Apprécier une œuvre d’art, c’est y porter un jugement, c’est déterminer sa valeur, c’est être favorable ou défavorable à celle-ci. Ainsi se définit l’objet d’étude de la critique d’art. Celle-ci n’est – elle  pas appelée à faire connaître l’œuvre mais à la fois à l’apprécier d’une manière ou d’une autre ?

Depuis Diderot, le discours critique dans le champ des arts plastiques n’a cessé de se modifier, de s’inventer mais aussi d’être remis en cause. Ceci émane-t-il fondamentalement du caractère singulier, mouvant et insaisissable de l’art qui échappe à toute entreprise de classification?

En effet, toute appréciation gratifiant la règle et relevant d’une définition de l’art qui se veut absolu se heurte à la diversité innombrable des œuvres d’art.

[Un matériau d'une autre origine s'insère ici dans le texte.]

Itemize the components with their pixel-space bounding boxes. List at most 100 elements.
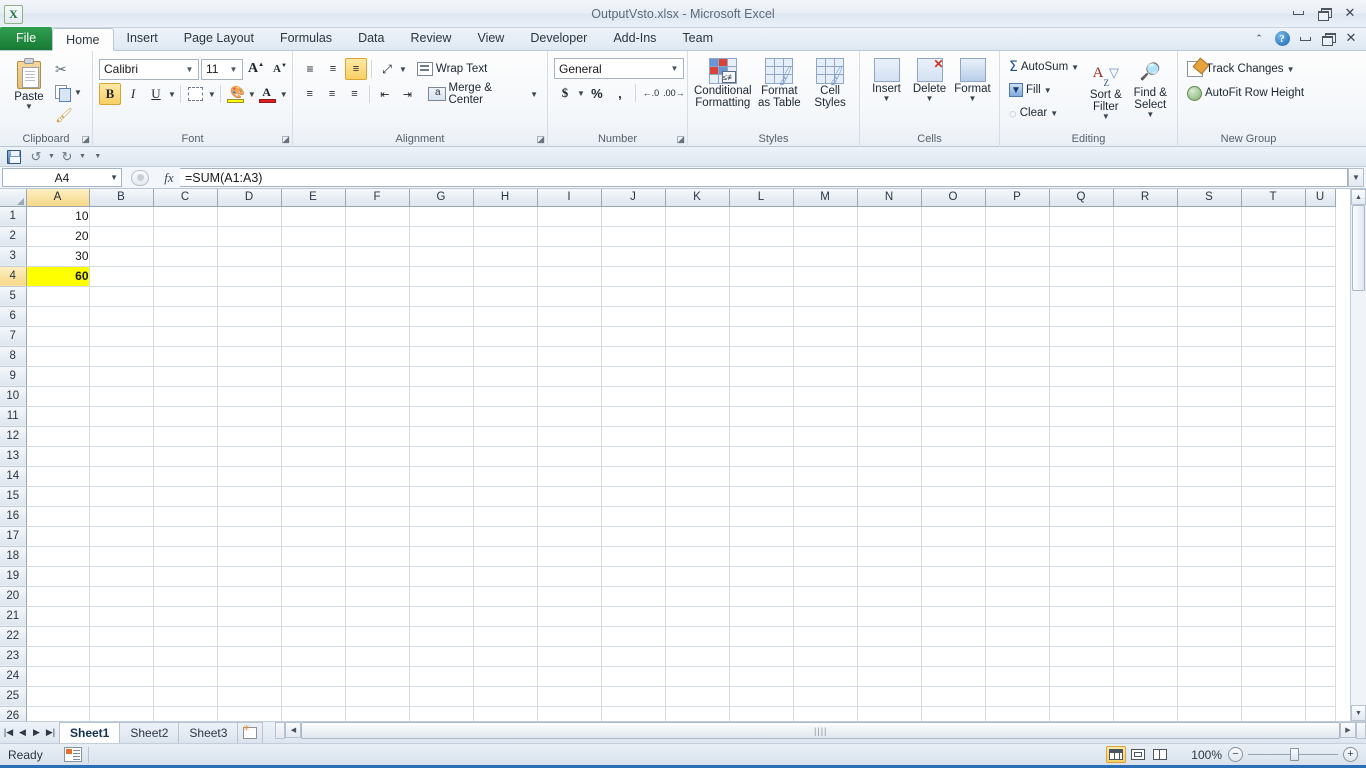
cell-n18[interactable] [857, 546, 922, 567]
cell-f11[interactable] [345, 406, 410, 427]
cell-m14[interactable] [793, 466, 858, 487]
cell-g12[interactable] [409, 426, 474, 447]
last-sheet-icon[interactable]: ▶| [44, 727, 57, 738]
cell-f22[interactable] [345, 626, 410, 647]
cell-j18[interactable] [601, 546, 666, 567]
cell-n8[interactable] [857, 346, 922, 367]
cell-i2[interactable] [537, 226, 602, 247]
chevron-down-icon[interactable]: ▼ [227, 65, 240, 74]
cell-j2[interactable] [601, 226, 666, 247]
cell-i6[interactable] [537, 306, 602, 327]
cell-p4[interactable] [985, 266, 1050, 287]
zoom-out-button[interactable]: − [1228, 747, 1243, 762]
cell-b23[interactable] [89, 646, 154, 667]
cell-h11[interactable] [473, 406, 538, 427]
cell-k8[interactable] [665, 346, 730, 367]
cell-f23[interactable] [345, 646, 410, 667]
tab-data[interactable]: Data [345, 27, 397, 50]
cell-r1[interactable] [1113, 206, 1178, 227]
cell-k14[interactable] [665, 466, 730, 487]
number-format-combo[interactable]: General ▼ [554, 58, 684, 79]
format-painter-button[interactable]: 🖌 [52, 104, 85, 126]
cell-a1[interactable]: 10 [26, 206, 90, 227]
cell-o25[interactable] [921, 686, 986, 707]
cell-r12[interactable] [1113, 426, 1178, 447]
cell-i24[interactable] [537, 666, 602, 687]
cell-p21[interactable] [985, 606, 1050, 627]
cell-f1[interactable] [345, 206, 410, 227]
cell-g14[interactable] [409, 466, 474, 487]
cell-n19[interactable] [857, 566, 922, 587]
cell-o10[interactable] [921, 386, 986, 407]
cell-e2[interactable] [281, 226, 346, 247]
cell-c15[interactable] [153, 486, 218, 507]
cell-n24[interactable] [857, 666, 922, 687]
chevron-down-icon[interactable]: ▼ [25, 103, 33, 111]
delete-cells-button[interactable]: ✕ Delete ▼ [909, 56, 950, 103]
cell-q10[interactable] [1049, 386, 1114, 407]
cell-i19[interactable] [537, 566, 602, 587]
cell-o18[interactable] [921, 546, 986, 567]
cell-b18[interactable] [89, 546, 154, 567]
cell-f5[interactable] [345, 286, 410, 307]
workbook-close-icon[interactable]: ✕ [1340, 29, 1362, 48]
cell-o1[interactable] [921, 206, 986, 227]
cell-m12[interactable] [793, 426, 858, 447]
cell-f4[interactable] [345, 266, 410, 287]
cell-l26[interactable] [729, 706, 794, 721]
close-icon[interactable]: ✕ [1338, 3, 1362, 23]
cell-n12[interactable] [857, 426, 922, 447]
cell-k20[interactable] [665, 586, 730, 607]
cell-k24[interactable] [665, 666, 730, 687]
cell-f25[interactable] [345, 686, 410, 707]
cell-m5[interactable] [793, 286, 858, 307]
cell-c25[interactable] [153, 686, 218, 707]
scroll-down-icon[interactable]: ▼ [1351, 705, 1366, 721]
cell-b13[interactable] [89, 446, 154, 467]
cell-k15[interactable] [665, 486, 730, 507]
cell-m7[interactable] [793, 326, 858, 347]
cell-n10[interactable] [857, 386, 922, 407]
cell-b5[interactable] [89, 286, 154, 307]
cell-a7[interactable] [26, 326, 90, 347]
cell-s10[interactable] [1177, 386, 1242, 407]
cell-q3[interactable] [1049, 246, 1114, 267]
cell-k13[interactable] [665, 446, 730, 467]
cell-d13[interactable] [217, 446, 282, 467]
column-header-g[interactable]: G [409, 189, 474, 207]
chevron-down-icon[interactable]: ▼ [248, 90, 256, 98]
cell-q13[interactable] [1049, 446, 1114, 467]
cell-i12[interactable] [537, 426, 602, 447]
cell-o3[interactable] [921, 246, 986, 267]
cell-c9[interactable] [153, 366, 218, 387]
cell-t14[interactable] [1241, 466, 1306, 487]
column-header-b[interactable]: B [89, 189, 154, 207]
cell-a12[interactable] [26, 426, 90, 447]
row-header-23[interactable]: 23 [0, 646, 27, 667]
row-header-15[interactable]: 15 [0, 486, 27, 507]
cell-q17[interactable] [1049, 526, 1114, 547]
decrease-decimal-button[interactable]: .00→ [663, 82, 685, 104]
cell-p10[interactable] [985, 386, 1050, 407]
cell-p16[interactable] [985, 506, 1050, 527]
cell-j12[interactable] [601, 426, 666, 447]
cell-s7[interactable] [1177, 326, 1242, 347]
cell-p23[interactable] [985, 646, 1050, 667]
cell-h26[interactable] [473, 706, 538, 721]
tab-home[interactable]: Home [52, 28, 114, 51]
row-header-3[interactable]: 3 [0, 246, 27, 267]
cell-p20[interactable] [985, 586, 1050, 607]
cell-h1[interactable] [473, 206, 538, 227]
cell-j17[interactable] [601, 526, 666, 547]
cell-f6[interactable] [345, 306, 410, 327]
cell-o7[interactable] [921, 326, 986, 347]
cell-i5[interactable] [537, 286, 602, 307]
cell-l6[interactable] [729, 306, 794, 327]
cell-i3[interactable] [537, 246, 602, 267]
cell-u15[interactable] [1305, 486, 1336, 507]
cell-l2[interactable] [729, 226, 794, 247]
cell-l15[interactable] [729, 486, 794, 507]
cell-e1[interactable] [281, 206, 346, 227]
cell-c11[interactable] [153, 406, 218, 427]
row-header-9[interactable]: 9 [0, 366, 27, 387]
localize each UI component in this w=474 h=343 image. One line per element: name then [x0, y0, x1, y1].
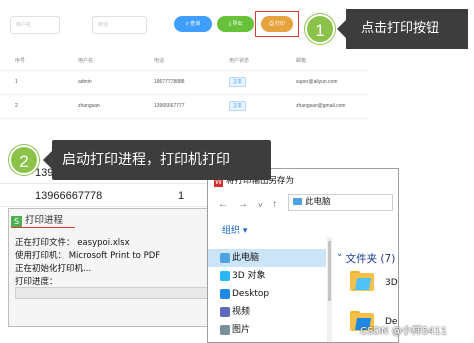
cell-count: 1: [178, 190, 185, 202]
folder-icon[interactable]: [350, 271, 376, 293]
printing-file-line: 正在打印文件： easypoi.xlsx: [15, 238, 130, 248]
table-header-row: 序号 用户名 电话 用户状态 邮箱: [0, 52, 368, 71]
folder-name: 3D: [385, 278, 398, 288]
chevron-down-icon: ˅: [337, 253, 343, 265]
tree-item-label: Desktop: [232, 289, 270, 299]
print-progress-bar: [15, 287, 211, 299]
step-2-callout: 启动打印进程，打印机打印: [43, 140, 271, 180]
progress-label: 打印进度：: [15, 277, 58, 287]
table-row[interactable]: 2 zhangsan 13966667777 正常 zhangsan@gmail…: [0, 94, 368, 119]
tree-item-videos[interactable]: 视频: [208, 303, 326, 321]
cell-index: 1: [0, 70, 78, 95]
picture-icon: [220, 325, 230, 335]
computer-icon: [293, 198, 302, 205]
init-status-line: 正在初始化打印机...: [15, 264, 92, 274]
table-row[interactable]: 1 admin 18677778888 正常 super@aliyun.com: [0, 70, 368, 95]
scrollbar-thumb[interactable]: [328, 241, 331, 301]
organize-label: 组织: [222, 226, 241, 236]
computer-icon: [220, 253, 230, 263]
watermark: CSDN @小样5411: [360, 326, 448, 337]
status-badge: 正常: [229, 101, 246, 111]
address-breadcrumb[interactable]: 此电脑: [288, 194, 393, 211]
status-badge: 正常: [229, 77, 246, 87]
print-window-title: S 打印进程: [11, 212, 63, 228]
cell-index: 2: [0, 94, 78, 119]
header-username: 用户名: [78, 52, 154, 71]
search-label: 查询: [190, 21, 201, 27]
header-index: 序号: [0, 52, 78, 71]
header-email: 邮箱: [296, 52, 368, 71]
cell-phone: 18677778888: [154, 70, 229, 95]
tree-item-label: 3D 对象: [232, 271, 266, 281]
header-phone: 电话: [154, 52, 229, 71]
step-1-callout: 点击打印按钮: [337, 9, 468, 49]
step-1-number-badge: 1: [305, 14, 335, 44]
tree-item-this-pc[interactable]: 此电脑: [208, 249, 326, 267]
up-arrow-icon[interactable]: ↑: [272, 199, 277, 210]
cell-phone: 13966667778: [35, 190, 103, 202]
video-icon: [220, 307, 230, 317]
print-button-highlight: [255, 11, 299, 37]
cell-username: admin: [78, 70, 154, 95]
tree-scrollbar[interactable]: [327, 237, 332, 342]
save-print-output-dialog: W 将打印输出另存为 ← → ˅ ↑ 此电脑 组织 ▾ 此电脑 3D 对象 Des…: [207, 168, 399, 343]
header-status: 用户状态: [229, 52, 296, 71]
export-label: 导出: [232, 21, 243, 27]
tree-item-3d-objects[interactable]: 3D 对象: [208, 267, 326, 285]
search-button[interactable]: ⌕查询: [174, 16, 212, 32]
tree-item-label: 图片: [232, 325, 251, 335]
search-icon: ⌕: [185, 21, 190, 27]
cell-email: super@aliyun.com: [296, 70, 368, 95]
print-window-title-text: 打印进程: [25, 215, 64, 226]
app-logo-icon: S: [11, 216, 22, 227]
cube-icon: [220, 271, 230, 281]
cell-username: zhangsan: [78, 94, 154, 119]
chevron-down-icon[interactable]: ˅: [258, 201, 263, 210]
export-icon: ⤓: [228, 21, 232, 27]
desktop-icon: [220, 289, 230, 299]
cell-phone: 13966667777: [154, 94, 229, 119]
export-button[interactable]: ⤓导出: [217, 16, 254, 32]
step-2-number-badge: 2: [9, 145, 39, 175]
phone-search-input[interactable]: 电话: [92, 16, 147, 34]
tree-item-desktop[interactable]: Desktop: [208, 285, 326, 303]
cell-email: zhangsan@gmail.com: [296, 94, 368, 119]
title-highlight-underline: [11, 227, 75, 228]
folders-group-label: 文件夹 (7): [345, 253, 396, 265]
user-table: 序号 用户名 电话 用户状态 邮箱 1 admin 18677778888 正常…: [0, 52, 368, 119]
tree-item-label: 视频: [232, 307, 251, 317]
print-progress-window: S 打印进程 正在打印文件： easypoi.xlsx 使用打印机： Micros…: [8, 208, 216, 327]
printer-line: 使用打印机： Microsoft Print to PDF: [15, 251, 161, 261]
table-row: 13966667778 1: [0, 187, 215, 207]
organize-menu[interactable]: 组织 ▾: [222, 223, 247, 236]
folders-group-header[interactable]: ˅ 文件夹 (7): [337, 251, 395, 266]
tree-item-label: 此电脑: [232, 253, 260, 263]
forward-arrow-icon[interactable]: →: [238, 199, 248, 210]
breadcrumb-text: 此电脑: [305, 197, 331, 207]
username-search-input[interactable]: 用户名: [10, 16, 60, 34]
back-arrow-icon[interactable]: ←: [218, 199, 228, 210]
tree-item-pictures[interactable]: 图片: [208, 321, 326, 339]
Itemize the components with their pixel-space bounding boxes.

   Il en est de même si nous valorisant la liberté de l’art et nous choisissons comme point de départ le principe de la diversité des œuvres ; un nouveau problème surgit : qu’est ce qui nous permet de considérer telle ou telle œuvre  comme  œuvre d’art si nous ne disposons pas de repères conceptuels nous permettant de la considérer comme telle? N’importe quoi, risque-t-il d’être pris dans ce cas pour une œuvre d’art ?

Sommes- nous placés alors dans un cercle vicieux ?

 Voici les origines des problèmes de l’appréciation de l’œuvre. Voici les causes des difficultés de la critique d’art. Voici ce qui rend le critique d’art dans une position inconfortable.

Nous entreprenons dans cette étude une analyse visant à mieux clarifier ces problèmes et ces difficultés, afin de tenter d’apporter une solution possible. Nous nous baserons sur diverses théories qui ont marqué l’histoire de la critique d’art dans le passé et le présent.

 

Le goût et  la norme.

 

 Une des questions qui reste attacher aux phénomènes de l’appréciation de l’œuvre d’art est le jugement de goût. On disait souvent même que ce jugement de goût constitue le fait esthétique de base.

Etant apparu à l’époque de la renaissance et consolidé au cours de la période de l’art classique, le terme jugement de goût, était intimement lié au principe de la règle. Il demeure de la sorte aujourd’hui.

Se déclarant porteur d’une discipline rationnelle mise au service d’un idéal antique de la beauté, l’artiste classique s’est constitué un critère strict et déterminé pour le choix des formes peintes, sculptées ou bâties, devenu  fondement de ce qui a été convenu d’appeler «le bon goût classiqu », et référence rigoureusement codifiée pour l’appréciation de toute œuvre d’art.

Ainsi les Académies des Beaux-Arts crées durant le XVII et le XVIII siècle, en France, aussi les écoles des Beaux-Arts à partir de l’année 1816, obéissaient toutes à un enseignement de l’art fondé sur ces préceptes bien définis, auxquels l’artiste doit obéir.

Ce bon goût classique, n’a-t-il pas été une entrave pour les tendances artistiques qui ont aspiré à l’innovation ?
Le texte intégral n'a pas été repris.